O representante do Sindicato dos Trabalhadores nas Indústrias Metalúrgicas de Vazante mostra que os operários precisam – são obrigados – a cumprir metas cada vez maiores de aumento da produção. Entre 1998 e 2006 a meta sofreu um aumento de 100%..
Até 2010 a empresa pretende aumentar a produção de zinco de 180 mil para 260 mil toneladas.
A empresa adota políticas paliativas, ao lado das ameaças, em relação a moradores e fazendeiros. No caso dos fazendeiros ou compra as fazendas, ou aterra as dolinas e manda caminhões pipa com água. A terra que aterra está contaminada e não permite a recomposição da vegetação e a água também.
"O que está em jogo em Vazante é, de um lado, o poder de um dos maiores grupos econômicos do país e, de outro, o agravamento de um desastre ecológico irreversível".
Ermírio de Moraes é um dos donos do Brasil. Lula o inventor desse capitalismo que tenta exportar para toda a América Latina através de empresas/máfias como a Votorantin.
Não soube distinguir os cipós contaminados e podres do período FHC e optou por uma ortodoxia cínica de tentar levar com a barriga para ver como é que fica.
Não custa repetir o que perceberam paleontólogos. Os dinossauros viveram 120 milhões de anos na superfície do planeta. A espécie humana, racional, ou dita assim, tem 250 mil anos. Não deve chegar a um milhão.
Santa Catarina é aqui, ali, em qualquer parte do Brasil.
À noite, tem William Bonner comovendo brasileiros e brasileiras com a tragédia catarinense, sem que percebamos que a tragédia catarinense está em todos nós.
E no fim do ano tem Ermírio de Moraes agraciado pelos esquemas FIESP/DASLU como o grande empresário nacional (nacional?). Aécio Neves, Ermírio é um dos financiadores do barato do tucano, entrega a comenda.
Culpado é o presidente Rafael Corrêa do Equador que denuncia essas quadrilhas.

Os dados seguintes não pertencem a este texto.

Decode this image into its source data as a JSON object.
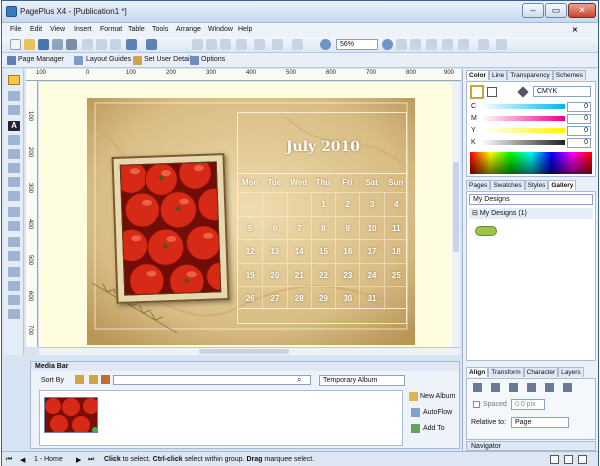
{
  "window": {
    "title": "PagePlus X4 - [Publication1 *]",
    "controls": [
      "–",
      "▭",
      "✕"
    ]
  },
  "menu": [
    "File",
    "Edit",
    "View",
    "Insert",
    "Format",
    "Table",
    "Tools",
    "Arrange",
    "Window",
    "Help"
  ],
  "toolbar": {
    "zoom": "56%"
  },
  "context_bar": {
    "page_manager": "Page Manager",
    "layout_guides": "Layout Guides",
    "set_user_details": "Set User Details",
    "options": "Options"
  },
  "rulers": {
    "h_ticks": [
      "100",
      "0",
      "100",
      "200",
      "300",
      "400",
      "500",
      "600",
      "700",
      "800",
      "900"
    ],
    "v_ticks": [
      "100",
      "200",
      "300",
      "400",
      "500",
      "600",
      "700"
    ]
  },
  "calendar": {
    "title": "July 2010",
    "weekdays": [
      "Mon",
      "Tue",
      "Wed",
      "Thu",
      "Fri",
      "Sat",
      "Sun"
    ],
    "weeks": [
      [
        "",
        "",
        "",
        "1",
        "2",
        "3",
        "4"
      ],
      [
        "5",
        "6",
        "7",
        "8",
        "9",
        "10",
        "11"
      ],
      [
        "12",
        "13",
        "14",
        "15",
        "16",
        "17",
        "18"
      ],
      [
        "19",
        "20",
        "21",
        "22",
        "23",
        "24",
        "25"
      ],
      [
        "26",
        "27",
        "28",
        "29",
        "30",
        "31",
        ""
      ]
    ]
  },
  "color_panel": {
    "tabs": [
      "Color",
      "Line",
      "Transparency",
      "Schemes"
    ],
    "mode": "CMYK",
    "channels": [
      {
        "label": "C",
        "value": "0",
        "color": "#00b7eb"
      },
      {
        "label": "M",
        "value": "0",
        "color": "#ec008c"
      },
      {
        "label": "Y",
        "value": "0",
        "color": "#fff200"
      },
      {
        "label": "K",
        "value": "0",
        "color": "#222222"
      }
    ]
  },
  "gallery_panel": {
    "tabs": [
      "Pages",
      "Swatches",
      "Styles",
      "Gallery"
    ],
    "dropdown": "My Designs",
    "tree_item": "My Designs (1)"
  },
  "align_panel": {
    "tabs": [
      "Align",
      "Transform",
      "Character",
      "Layers"
    ],
    "spaced_label": "Spaced",
    "spaced_value": "0.0 pix",
    "relative_label": "Relative to:",
    "relative_value": "Page"
  },
  "navigator": {
    "label": "Navigator"
  },
  "media_bar": {
    "title": "Media Bar",
    "sort_by": "Sort By",
    "album": "Temporary Album",
    "new_album": "New Album",
    "autoflow": "AutoFlow",
    "add_to": "Add To"
  },
  "status": {
    "page": "1 - Home",
    "hint_1": "Click",
    "hint_2": "to select.",
    "hint_3": "Ctrl-click",
    "hint_4": "select within group.",
    "hint_5": "Drag",
    "hint_6": "marquee select."
  }
}
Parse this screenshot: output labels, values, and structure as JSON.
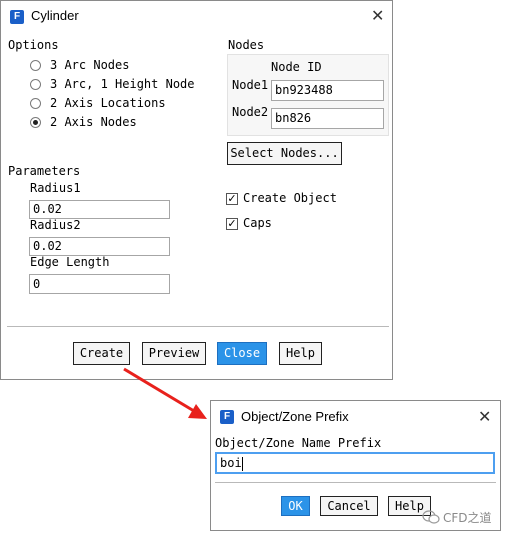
{
  "cylinder": {
    "title": "Cylinder",
    "options_label": "Options",
    "options": [
      {
        "label": "3 Arc Nodes",
        "selected": false
      },
      {
        "label": "3 Arc, 1 Height Node",
        "selected": false
      },
      {
        "label": "2 Axis Locations",
        "selected": false
      },
      {
        "label": "2 Axis Nodes",
        "selected": true
      }
    ],
    "nodes_label": "Nodes",
    "node_id_header": "Node ID",
    "node1_label": "Node1",
    "node1_value": "bn923488",
    "node2_label": "Node2",
    "node2_value": "bn826",
    "select_nodes_label": "Select Nodes...",
    "parameters_label": "Parameters",
    "radius1_label": "Radius1",
    "radius1_value": "0.02",
    "radius2_label": "Radius2",
    "radius2_value": "0.02",
    "edge_length_label": "Edge Length",
    "edge_length_value": "0",
    "create_object_label": "Create Object",
    "create_object_checked": true,
    "caps_label": "Caps",
    "caps_checked": true,
    "buttons": {
      "create": "Create",
      "preview": "Preview",
      "close": "Close",
      "help": "Help"
    }
  },
  "prefix_dialog": {
    "title": "Object/Zone Prefix",
    "field_label": "Object/Zone Name Prefix",
    "field_value": "boi",
    "buttons": {
      "ok": "OK",
      "cancel": "Cancel",
      "help": "Help"
    }
  },
  "watermark": "CFD之道",
  "colors": {
    "accent": "#2b93e8",
    "arrow": "#e8211c",
    "icon": "#1a5fc8"
  },
  "icons": {
    "app": "app-f-icon",
    "close": "close-icon",
    "arrow": "red-arrow-icon",
    "watermark": "wechat-icon"
  }
}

Está na hora de Lula achar o cipó certo e tentar salvar o mínimo que se possa em sua brincadeira de neoliberalismo populista. Do contrário como afirma a CNBB entrega um Brasil idêntico ao que recebeu de FHC.
Em Vitória, no extinto Espírito Santo, as pessoas brilham. É pó do minério que faz resplandecer esse brilho, nada a ver com o pó do Ermírio ou do mineiro. Esses são outros.